We all agree, our foremost interest in Afghanistan is preventing that country from becoming a terrorist safe haven. But the only realistic way to prevent that from happening is through the emergence of a stable and legitimate political order in Afghanistan, backed by capable indigenous security forces—and neither of those realities is going to materialize without a significant and sustained American commitment. This will not be easy, but it is absolutely necessary.
We should also acknowledge that, although we face many problems in Afghanistan today, none of them are because of the good things we have already helped Afghanistan achieve.

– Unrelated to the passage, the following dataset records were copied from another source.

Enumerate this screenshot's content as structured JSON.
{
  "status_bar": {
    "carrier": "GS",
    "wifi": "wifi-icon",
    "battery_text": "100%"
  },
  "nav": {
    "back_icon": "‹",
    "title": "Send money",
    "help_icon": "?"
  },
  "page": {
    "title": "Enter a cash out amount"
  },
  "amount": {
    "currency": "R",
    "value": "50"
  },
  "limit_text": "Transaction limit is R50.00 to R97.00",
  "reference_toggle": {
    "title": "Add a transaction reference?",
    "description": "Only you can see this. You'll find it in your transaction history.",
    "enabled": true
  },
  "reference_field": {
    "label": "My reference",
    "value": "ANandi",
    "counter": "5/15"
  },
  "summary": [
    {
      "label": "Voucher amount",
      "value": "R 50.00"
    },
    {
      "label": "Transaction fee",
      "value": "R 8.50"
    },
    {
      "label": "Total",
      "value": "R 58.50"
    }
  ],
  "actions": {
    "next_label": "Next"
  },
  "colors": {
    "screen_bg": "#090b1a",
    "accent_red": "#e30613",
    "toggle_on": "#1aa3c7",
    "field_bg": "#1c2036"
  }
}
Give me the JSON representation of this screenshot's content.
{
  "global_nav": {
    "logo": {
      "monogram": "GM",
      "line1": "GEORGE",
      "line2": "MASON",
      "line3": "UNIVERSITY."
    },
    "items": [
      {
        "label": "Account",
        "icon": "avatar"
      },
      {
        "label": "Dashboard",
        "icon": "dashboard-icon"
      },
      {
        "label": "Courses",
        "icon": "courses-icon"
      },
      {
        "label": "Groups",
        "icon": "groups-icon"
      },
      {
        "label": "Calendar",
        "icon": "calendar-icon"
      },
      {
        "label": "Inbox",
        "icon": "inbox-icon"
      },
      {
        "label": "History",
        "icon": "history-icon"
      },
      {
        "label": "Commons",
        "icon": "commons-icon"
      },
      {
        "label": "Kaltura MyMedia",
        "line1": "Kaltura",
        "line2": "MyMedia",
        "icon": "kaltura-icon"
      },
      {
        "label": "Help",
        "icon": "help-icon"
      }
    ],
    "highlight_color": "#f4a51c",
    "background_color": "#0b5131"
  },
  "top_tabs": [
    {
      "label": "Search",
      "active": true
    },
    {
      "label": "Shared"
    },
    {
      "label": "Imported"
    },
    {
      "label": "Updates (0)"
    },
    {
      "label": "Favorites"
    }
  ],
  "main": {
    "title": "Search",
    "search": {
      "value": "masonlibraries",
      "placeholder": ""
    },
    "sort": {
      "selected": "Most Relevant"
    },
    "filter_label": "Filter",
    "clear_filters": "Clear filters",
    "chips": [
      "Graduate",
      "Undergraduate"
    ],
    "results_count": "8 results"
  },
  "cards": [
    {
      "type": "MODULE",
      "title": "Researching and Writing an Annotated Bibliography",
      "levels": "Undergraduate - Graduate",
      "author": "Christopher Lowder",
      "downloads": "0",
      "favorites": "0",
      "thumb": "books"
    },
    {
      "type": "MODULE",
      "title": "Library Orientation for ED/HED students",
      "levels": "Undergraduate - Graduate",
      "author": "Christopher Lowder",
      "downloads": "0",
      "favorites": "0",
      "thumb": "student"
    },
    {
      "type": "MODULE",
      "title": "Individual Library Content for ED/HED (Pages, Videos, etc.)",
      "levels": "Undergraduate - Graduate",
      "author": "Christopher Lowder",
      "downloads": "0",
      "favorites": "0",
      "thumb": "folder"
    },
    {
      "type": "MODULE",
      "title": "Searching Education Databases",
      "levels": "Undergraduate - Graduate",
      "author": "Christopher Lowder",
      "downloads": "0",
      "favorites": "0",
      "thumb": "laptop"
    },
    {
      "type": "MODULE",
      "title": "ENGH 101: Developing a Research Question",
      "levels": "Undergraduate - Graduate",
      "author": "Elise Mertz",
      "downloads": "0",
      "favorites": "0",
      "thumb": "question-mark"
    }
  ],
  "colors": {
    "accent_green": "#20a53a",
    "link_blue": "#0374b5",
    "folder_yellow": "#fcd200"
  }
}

None are because we have made it possible for five million Afghan children, boys and girls, to go to school, or because child mortality has dropped 25 percent since we overthrew the Taliban in 2001, or because Afghan men and women have been able to vote in their country’s first free and fair elections in history.
On the contrary, the reason we have not lost in Afghanistan—despite our many missteps—is because America still inspires hope of a better life for millions of ordinary Afghans, and has already delivered it to so many. And the reason we can defeat the extremists is because they do not.
That, ultimately, is how I believe the war on terror will end—and it will end—not because we capture or kill Osama bin Laden or Mullah Omar, though we must, but because we have empowered and expanded the mainstream Muslim majority to stand up and defeat the extremist minority.
That, then, is the real opportunity and objective that is ours to seize: to make Afghanistan into a quagmire—not for America, but for al Qaeda and its fellow extremists.
I thank you, and look forward to your questions.